Herry menjelaskan kasus ini berawal dari laporan 13 orang yang mengaku sebagai agen First Travel. Modus operandinya, kata dia, First Travel menawarkan paket  perjalanan umroh berbagai paket. "Paket 1 disebut paket promo umroh, kedua paket reguler, dan ketiga paket VIP," ujarnya.
Herry bercerita animo masyarakat yang besar membuat First Travel merekrut agen yang berperan merekrut jamaah. Jumlahnya mencapai 1.000 agen. "Namun agen yang aktif hanya 500 agen," ujarnya. Dengan banyaknya jemaah yang berminat, Herry mengatakan First Travel mulai menemui hambatan.
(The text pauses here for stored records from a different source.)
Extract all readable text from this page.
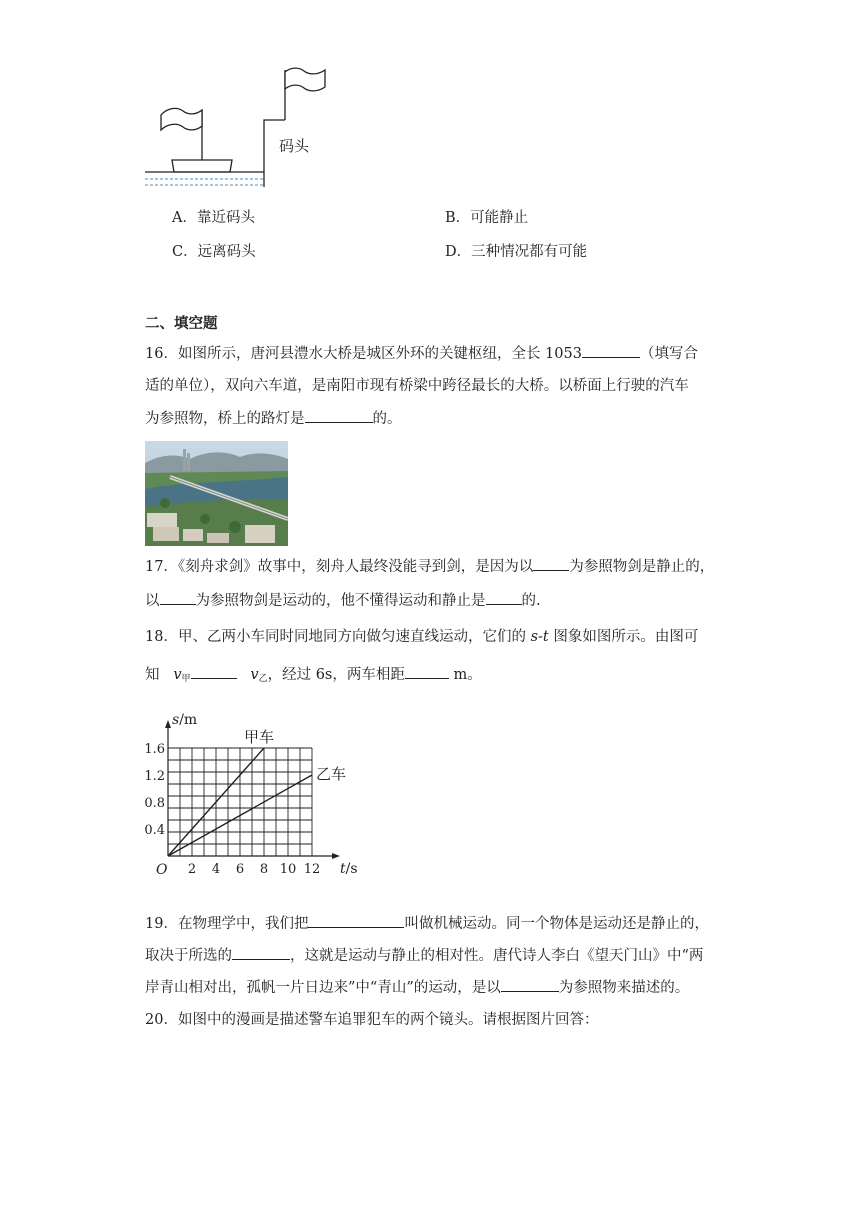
码头
A．靠近码头	B．可能静止
C．远离码头	D．三种情况都有可能
二、填空题
16．如图所示，唐河县澧水大桥是城区外环的关键枢纽，全长 1053	（填写合
适的单位），双向六车道，是南阳市现有桥梁中跨径最长的大桥。以桥面上行驶的汽车
为参照物，桥上的路灯是	的。
17．《刻舟求剑》故事中，刻舟人最终没能寻到剑，是因为以 为参照物剑是静止的，
以 为参照物剑是运动的，他不懂得运动和静止是 的.
18．甲、乙两小车同时同地同方向做匀速直线运动，它们的 s-t 图象如图所示。由图可
知 $v_甲$	$v_乙$，经过 6s，两车相距	m。
2 4 6 8 10 12
0.4
0.8
1.2
1.6
O	t/s
s/m
甲车
乙车
19．在物理学中，我们把	叫做机械运动。同一个物体是运动还是静止的，
取决于所选的	，这就是运动与静止的相对性。唐代诗人李白《望天门山》中“两
岸青山相对出，孤帆一片日边来”中“青山”的运动，是以	为参照物来描述的。
20．如图中的漫画是描述警车追罪犯车的两个镜头。请根据图片回答：
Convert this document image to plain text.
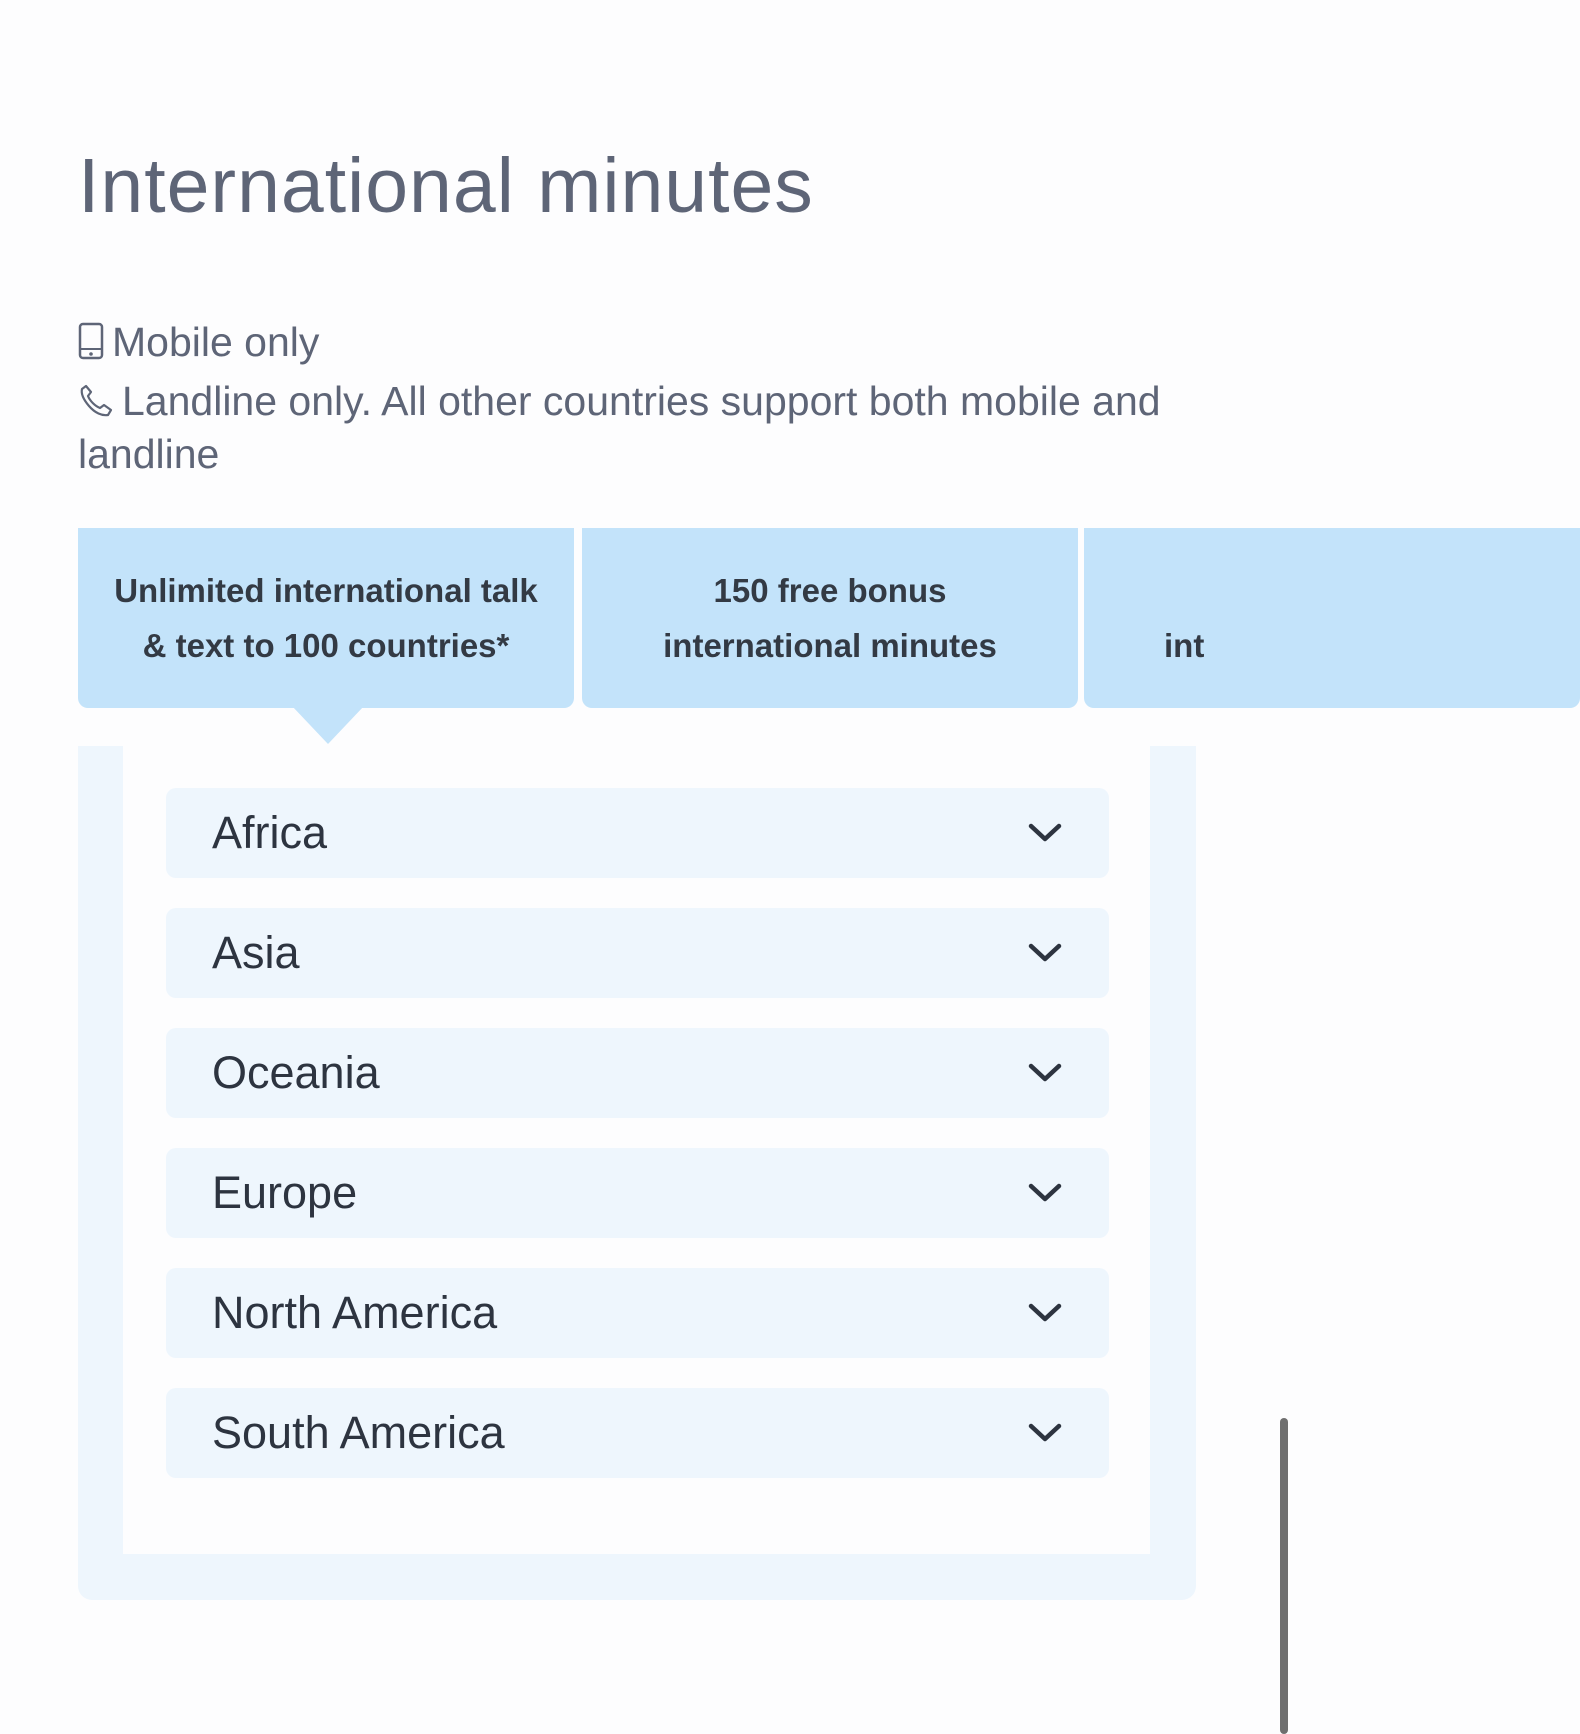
International minutes
Mobile only
Landline only. All other countries support both mobile and landline
Unlimited international talk
& text to 100 countries*
150 free bonus
international minutes
	int
Africa
Asia
Oceania
Europe
North America
South America
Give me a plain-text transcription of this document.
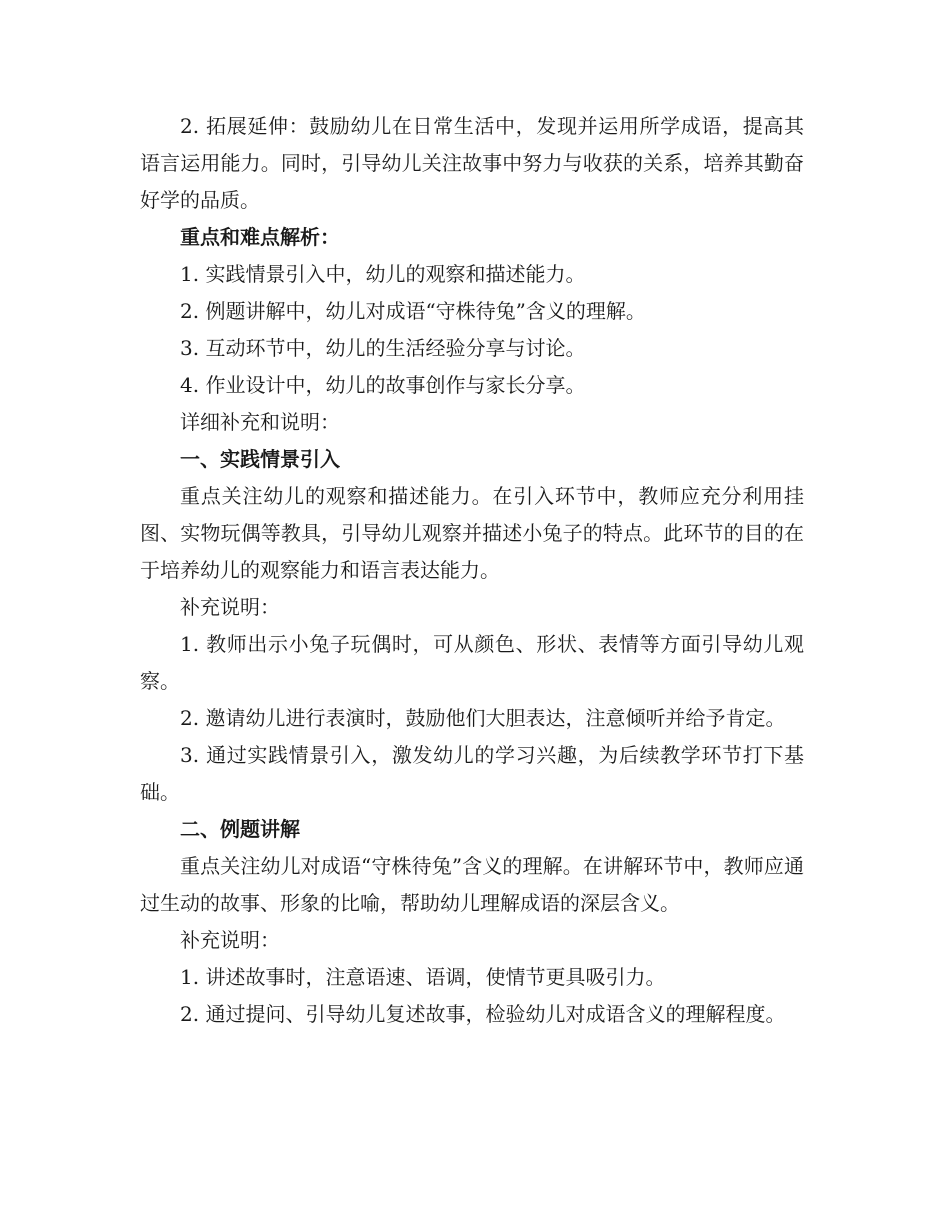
2. 拓展延伸：鼓励幼儿在日常生活中，发现并运用所学成语，提高其语言运用能力。同时，引导幼儿关注故事中努力与收获的关系，培养其勤奋好学的品质。

重点和难点解析：

1. 实践情景引入中，幼儿的观察和描述能力。

2. 例题讲解中，幼儿对成语“守株待兔”含义的理解。

3. 互动环节中，幼儿的生活经验分享与讨论。

4. 作业设计中，幼儿的故事创作与家长分享。

详细补充和说明：

一、实践情景引入

重点关注幼儿的观察和描述能力。在引入环节中，教师应充分利用挂图、实物玩偶等教具，引导幼儿观察并描述小兔子的特点。此环节的目的在于培养幼儿的观察能力和语言表达能力。

补充说明：

1. 教师出示小兔子玩偶时，可从颜色、形状、表情等方面引导幼儿观察。

2. 邀请幼儿进行表演时，鼓励他们大胆表达，注意倾听并给予肯定。

3. 通过实践情景引入，激发幼儿的学习兴趣，为后续教学环节打下基础。

二、例题讲解

重点关注幼儿对成语“守株待兔”含义的理解。在讲解环节中，教师应通过生动的故事、形象的比喻，帮助幼儿理解成语的深层含义。

补充说明：

1. 讲述故事时，注意语速、语调，使情节更具吸引力。

2. 通过提问、引导幼儿复述故事，检验幼儿对成语含义的理解程度。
Ia menyebutkan beberapa paket promosi yang ditawarkan First Travel dengan harga R 14,3 juta per jamaah dengan paket reguler Rp 25 juta dan paket VIP Rp 54 juta. "Kalau hitung kerugian, Rp 14,3 juta dikali 35 ribu maka kerugian mencapai Rp 550 miliar," ujarnya.
Dua pemilik PT. First Anugerah Karya Wisata atau First Travel Andika Surahman dan Annisa Devitasari Hasibuan ditetapkan sebagai tersangka kasus penipuan dan penggelapan penyelenggaraan haji dan umroh. Keduanya adalah pasangan suami-istri.
Kementerian Agama secara resmi menjatuhkan sanksi administrasi pencabutan izin operasional sebagai Penyelenggara Perjalanan Ibadah Umrah (PPIU). Dasarnya, Keputusan Menteri Agama (KMA) Nomor 589 Tahun 2017 per 1 Agustus 2017.